Un gran orden imperaba en las dos reducidas habitaciones, con la cama hecha a la perfección y las dos sillas colocadas con precisión junto a la mesa, en cuyo centro exacto había un jarrón azul con un pequeño ramo de plantas verdes. Lini había sido siempre muy puntillosa con el orden. Morgase estaba dispuesta a apostar que en el armario del dormitorio todos los vestidos estarían colocados metódicamente, al igual que los cacharros en la alacena de la cocina, que se hallaba junto al hogar.

Seis miniaturas, pintadas en marfil, aparecían colocadas sobre pequeños pedestales, en hilera sobre la repisa.
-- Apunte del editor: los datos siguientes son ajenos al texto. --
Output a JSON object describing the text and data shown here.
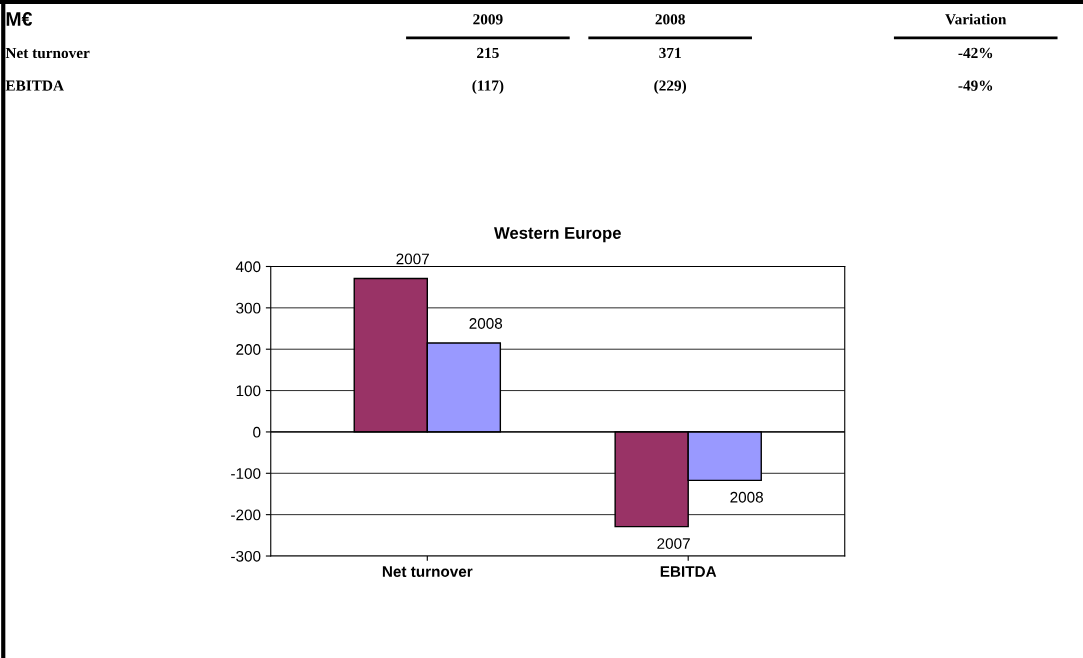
{
  "chart_data": [
    {
      "type": "other",
      "annotations": [
        "M€",
        "2009",
        "2008",
        "Variation",
        "Net turnover",
        "215",
        "371",
        "-42%",
        "EBITDA",
        "(117)",
        "(229)",
        "-49%"
      ]
    },
    {
      "type": "bar",
      "title": "Western Europe",
      "categories": [
        "Net turnover",
        "EBITDA"
      ],
      "series": [
        {
          "name": "2007",
          "color": "#993366",
          "values": [
            371,
            -229
          ]
        },
        {
          "name": "2008",
          "color": "#9999ff",
          "values": [
            215,
            -117
          ]
        }
      ],
      "ylim": [
        -300,
        400
      ],
      "yticks": [
        -300,
        -200,
        -100,
        0,
        100,
        200,
        300,
        400
      ],
      "grid": "y",
      "legend": false
    }
  ]
}
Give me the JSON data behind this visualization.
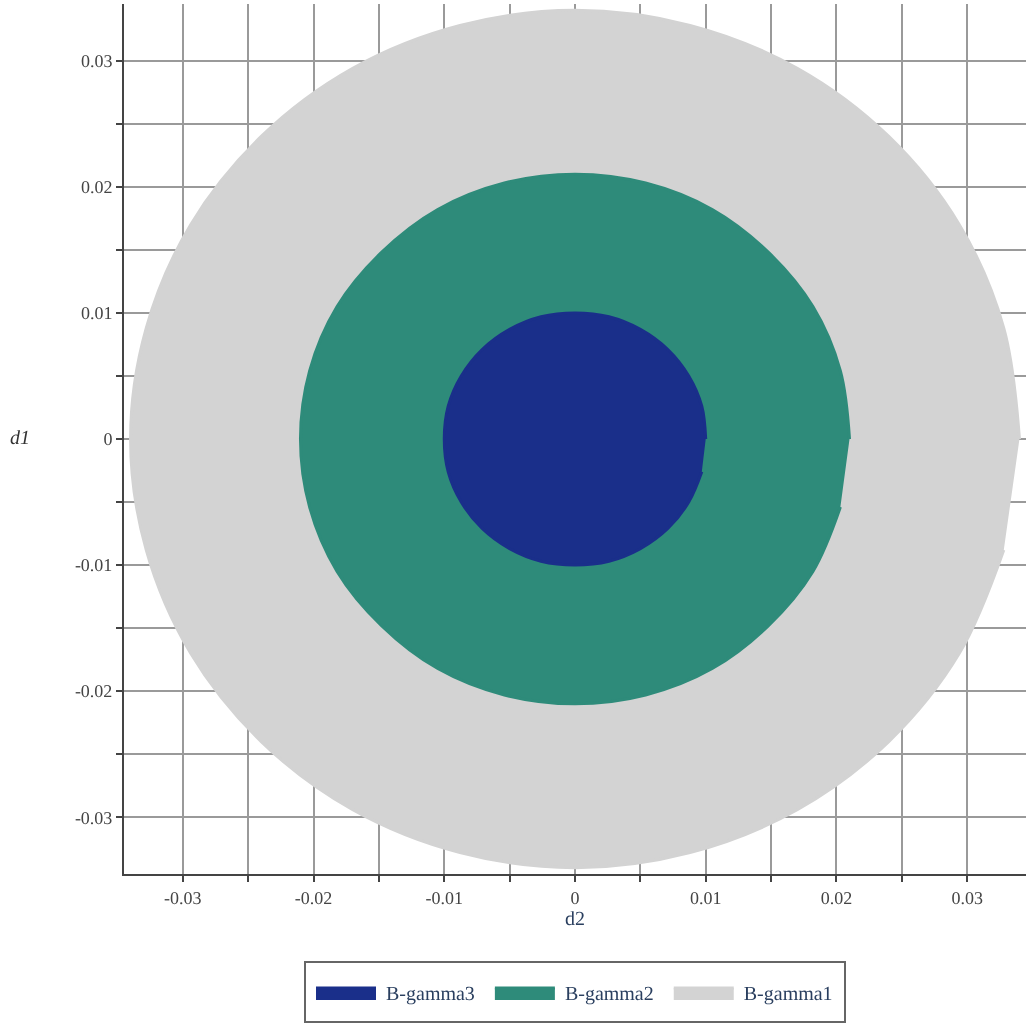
{
  "chart_data": {
    "type": "area",
    "xlabel": "d2",
    "ylabel": "d1",
    "xlim": [
      -0.0345,
      0.0345
    ],
    "ylim": [
      -0.0345,
      0.0345
    ],
    "xticks": [
      -0.03,
      {
        "value": -0.025,
        "label": null
      },
      -0.02,
      {
        "value": -0.015,
        "label": null
      },
      -0.01,
      {
        "value": -0.005,
        "label": null
      },
      0,
      {
        "value": 0.005,
        "label": null
      },
      0.01,
      {
        "value": 0.015,
        "label": null
      },
      0.02,
      {
        "value": 0.025,
        "label": null
      },
      0.03
    ],
    "yticks": [
      -0.03,
      {
        "value": -0.025,
        "label": null
      },
      -0.02,
      {
        "value": -0.015,
        "label": null
      },
      -0.01,
      {
        "value": -0.005,
        "label": null
      },
      0,
      {
        "value": 0.005,
        "label": null
      },
      0.01,
      {
        "value": 0.015,
        "label": null
      },
      0.02,
      {
        "value": 0.025,
        "label": null
      },
      0.03
    ],
    "grid": true,
    "legend": "bottom",
    "series": [
      {
        "name": "B-gamma3",
        "color": "#1a2f8a",
        "x": [
          0.01,
          0.0097,
          0.0087,
          0.0071,
          0.005,
          0.0026,
          0,
          -0.0026,
          -0.005,
          -0.0071,
          -0.0087,
          -0.0097,
          -0.01,
          -0.0097,
          -0.0087,
          -0.0071,
          -0.005,
          -0.0026,
          0,
          0.0026,
          0.005,
          0.0071,
          0.0087,
          0.0097
        ],
        "values": [
          0,
          0.0026,
          0.005,
          0.0071,
          0.0087,
          0.0097,
          0.01,
          0.0097,
          0.0087,
          0.0071,
          0.005,
          0.0026,
          0,
          -0.0026,
          -0.005,
          -0.0071,
          -0.0087,
          -0.0097,
          -0.01,
          -0.0097,
          -0.0087,
          -0.0071,
          -0.005,
          -0.0026
        ]
      },
      {
        "name": "B-gamma2",
        "color": "#2e8b7a",
        "x": [
          0.021,
          0.0203,
          0.0182,
          0.0148,
          0.0105,
          0.0054,
          0,
          -0.0054,
          -0.0105,
          -0.0148,
          -0.0182,
          -0.0203,
          -0.021,
          -0.0203,
          -0.0182,
          -0.0148,
          -0.0105,
          -0.0054,
          0,
          0.0054,
          0.0105,
          0.0148,
          0.0182,
          0.0203
        ],
        "values": [
          0,
          0.0054,
          0.0105,
          0.0148,
          0.0182,
          0.0203,
          0.021,
          0.0203,
          0.0182,
          0.0148,
          0.0105,
          0.0054,
          0,
          -0.0054,
          -0.0105,
          -0.0148,
          -0.0182,
          -0.0203,
          -0.021,
          -0.0203,
          -0.0182,
          -0.0148,
          -0.0105,
          -0.0054
        ]
      },
      {
        "name": "B-gamma1",
        "color": "#d3d3d3",
        "x": [
          0.034,
          0.0328,
          0.0294,
          0.024,
          0.017,
          0.0088,
          0,
          -0.0088,
          -0.017,
          -0.024,
          -0.0294,
          -0.0328,
          -0.034,
          -0.0328,
          -0.0294,
          -0.024,
          -0.017,
          -0.0088,
          0,
          0.0088,
          0.017,
          0.024,
          0.0294,
          0.0328
        ],
        "values": [
          0,
          0.0088,
          0.017,
          0.024,
          0.0294,
          0.0328,
          0.034,
          0.0328,
          0.0294,
          0.024,
          0.017,
          0.0088,
          0,
          -0.0088,
          -0.017,
          -0.024,
          -0.0294,
          -0.0328,
          -0.034,
          -0.0328,
          -0.0294,
          -0.024,
          -0.017,
          -0.0088
        ]
      }
    ]
  }
}
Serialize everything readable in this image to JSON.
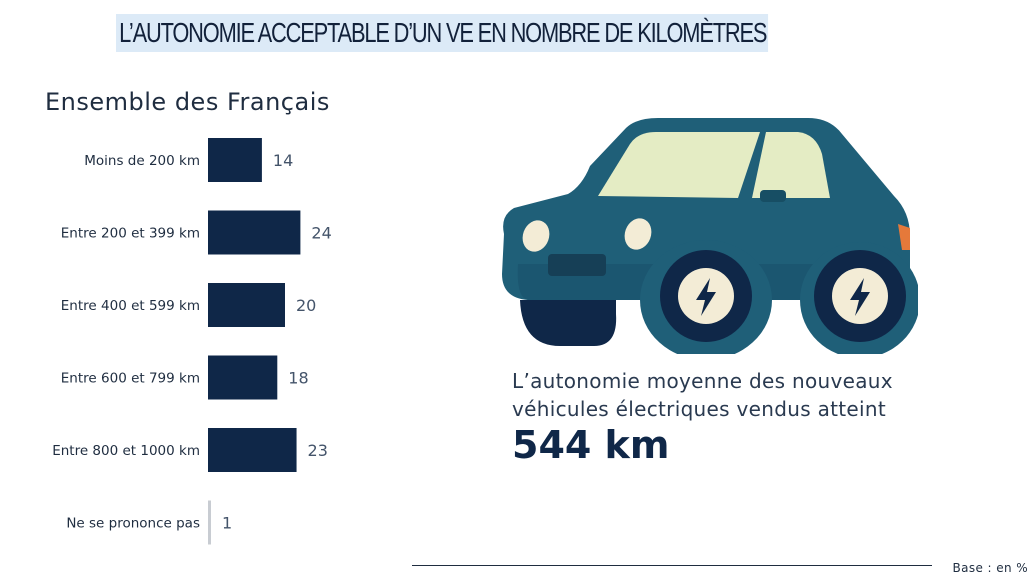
{
  "title": "L’AUTONOMIE ACCEPTABLE D’UN VE EN NOMBRE DE KILOMÈTRES",
  "subtitle": "Ensemble des Français",
  "chart_data": {
    "type": "bar",
    "orientation": "horizontal",
    "categories": [
      "Moins de 200 km",
      "Entre 200 et 399 km",
      "Entre 400 et 599 km",
      "Entre 600 et 799 km",
      "Entre 800 et 1000 km",
      "Ne se prononce pas"
    ],
    "values": [
      14,
      24,
      20,
      18,
      23,
      1
    ],
    "title": "Ensemble des Français",
    "xlabel": "",
    "ylabel": "",
    "xlim": [
      0,
      30
    ],
    "grid": false,
    "legend": "none",
    "colors": {
      "bar": "#0f2748",
      "bar_minor": "#c8ccd2",
      "label": "#1f2d40",
      "value": "#44546a"
    }
  },
  "stat": {
    "text": "L’autonomie moyenne des nouveaux véhicules électriques vendus atteint",
    "value": "544 km"
  },
  "footer": {
    "base_note": "Base : en %"
  },
  "icons": {
    "car": "electric-car-icon",
    "bolt": "lightning-bolt-icon"
  },
  "colors": {
    "title_highlight": "#dceaf7",
    "car_body": "#1f5f78",
    "car_window": "#e4ecc4",
    "car_light": "#f3ecd6",
    "car_orange": "#e5793a",
    "wheel": "#0f2748",
    "hub": "#f3ecd6"
  }
}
Morgase había sido incapaz de imaginar cómo había podido permitirse adquirir estas miniaturas con su estipendio de niñera; pero no podía preguntarle algo así, naturalmente. En parejas, representaban tres muchachas jóvenes y las mismas tres de pequeñas. Elayne estaba allí, y también ella. Cogió su retrato con catorce años y, al mirar a aquella esbelta doncellita, no pudo creer que alguna vez hubiera sido tan inocente. Llevaba puesto aquel vestido de seda en tono marfileño el día que había partido hacia la Torre Blanca, sin imaginar siquiera en aquel momento que algún día sería reina, sólo abrigando la vana esperanza de llegar a ser Aes Sedai.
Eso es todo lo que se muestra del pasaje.